The spouses, who had two children together, had a tumultuous relationship throughout their 5-year marriage. The father was violent, and had sexually assaulted the mother at least eight times, including one three-hour ordeal when she was five months pregnant. The children were present or in the next room for all but one of those incidents. There was also evidence that during the marriage the father had sexual encounters with both men and women.
The father’s history as a provider was also checkered: he had worked seven different hobs during the course of their relatively brief relationship, and they had lived in 10 different homes in the 6.5 years they were together. When the mother indicated that she wanted to leave, the father stole her bank card, and emptied her account.
After separation, the mother obtained an order for full custody, together with a restraining order. He was also criminally charged with four of the eight sexual assaults, pleaded guilty to one, and served 16 months in jail.
The father then applied to the court for access to his children, claiming that there had been a material change in circumstances affecting the children’s best interests. He professed to having developed “adaptive coping strategies” to his anger issues, including reliance on spiritual beliefs, community, exercise and counseling.
The court considered all the evidence. It noted that the father had had a terrible upbringing, and had been both the victim of abuse, and as an older child had sexually abused siblings and their friends himself. He professed to having turned his life around; he had also been recently diagnosed with a Gender Identity Disorder, and embarked on a medically-supervised gender transition program. (He filed materials in court using his new female identity.)

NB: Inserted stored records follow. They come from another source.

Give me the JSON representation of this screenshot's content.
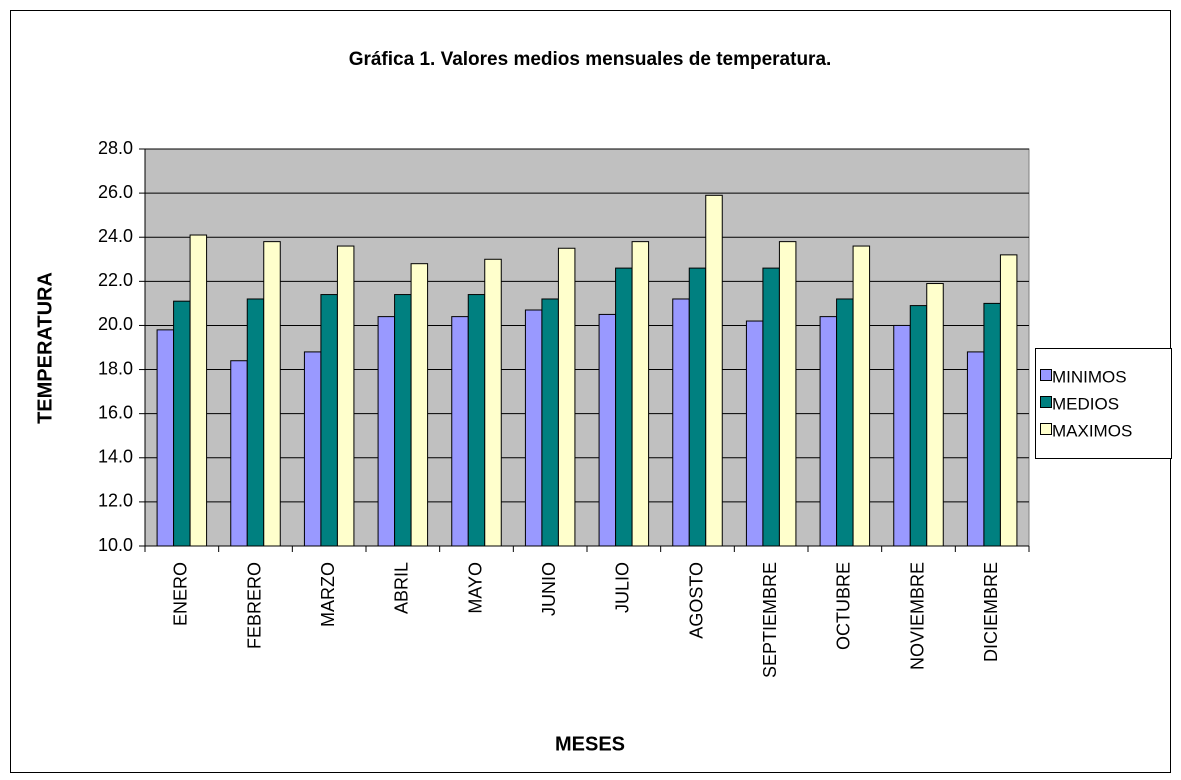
{
  "chart_data": {
    "type": "bar",
    "title": "Gráfica 1. Valores medios mensuales de temperatura.",
    "x_label": "MESES",
    "y_label": "TEMPERATURA",
    "categories": [
      "ENERO",
      "FEBRERO",
      "MARZO",
      "ABRIL",
      "MAYO",
      "JUNIO",
      "JULIO",
      "AGOSTO",
      "SEPTIEMBRE",
      "OCTUBRE",
      "NOVIEMBRE",
      "DICIEMBRE"
    ],
    "series": [
      {
        "name": "MINIMOS",
        "color": "#9999ff",
        "values": [
          19.8,
          18.4,
          18.8,
          20.4,
          20.4,
          20.7,
          20.5,
          21.2,
          20.2,
          20.4,
          20.0,
          18.8
        ]
      },
      {
        "name": "MEDIOS",
        "color": "#008080",
        "values": [
          21.1,
          21.2,
          21.4,
          21.4,
          21.4,
          21.2,
          22.6,
          22.6,
          22.6,
          21.2,
          20.9,
          21.0
        ]
      },
      {
        "name": "MAXIMOS",
        "color": "#ffffcc",
        "values": [
          24.1,
          23.8,
          23.6,
          22.8,
          23.0,
          23.5,
          23.8,
          25.9,
          23.8,
          23.6,
          21.9,
          23.2
        ]
      }
    ],
    "ylim": [
      10,
      28
    ],
    "yticks": [
      {
        "value": 10,
        "label": "10.0"
      },
      {
        "value": 12,
        "label": "12.0"
      },
      {
        "value": 14,
        "label": "14.0"
      },
      {
        "value": 16,
        "label": "16.0"
      },
      {
        "value": 18,
        "label": "18.0"
      },
      {
        "value": 20,
        "label": "20.0"
      },
      {
        "value": 22,
        "label": "22.0"
      },
      {
        "value": 24,
        "label": "24.0"
      },
      {
        "value": 26,
        "label": "26.0"
      },
      {
        "value": 28,
        "label": "28.0"
      }
    ],
    "grid": true,
    "legend": "right"
  }
}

However, the court was still troubled with the father’s present-day conduct. It went through a host of concerns relating to the father’s current behavior. For example, he was still engaging in “I Love Sex” parties with random strangers, liked to post explicit pictures and sexual descriptions on Facebook, and was engaged in prostitution, which he continued to do so even throughout the court proceedings. The court expressed its concern with the nature of that enterprise:
While [the gender-reassigned father]. has denied that she entertains clients in her home, the phrasing of the advertisements is of concern. One advertisement on the internet sets out where she is prepared to engage in sex: “my place, his place, outdoors, restroom, bathhouse, theatre, truck stop or gym”.
And while the father had undertaken some counseling from Sexaholics Anonymous, he did not put forth any evidence that he had completed any of the therapeutic measures that had been recommended for him. He also claimed that it was difficult to obtain work as a transgendered person, but the court found that even with that in mind, the father was not making much of an effort to look.
In short, the court concluded that there was simply no evidence that the father had started to focus on the children’s needs in terms of obtaining regular work, or offering to pay any child support. Nor was there any indication that the children would benefit from contact with him at all. In terms of the legal test involved, there had not been any “material change” which would support a finding that the father should have access to his children in these circumstances.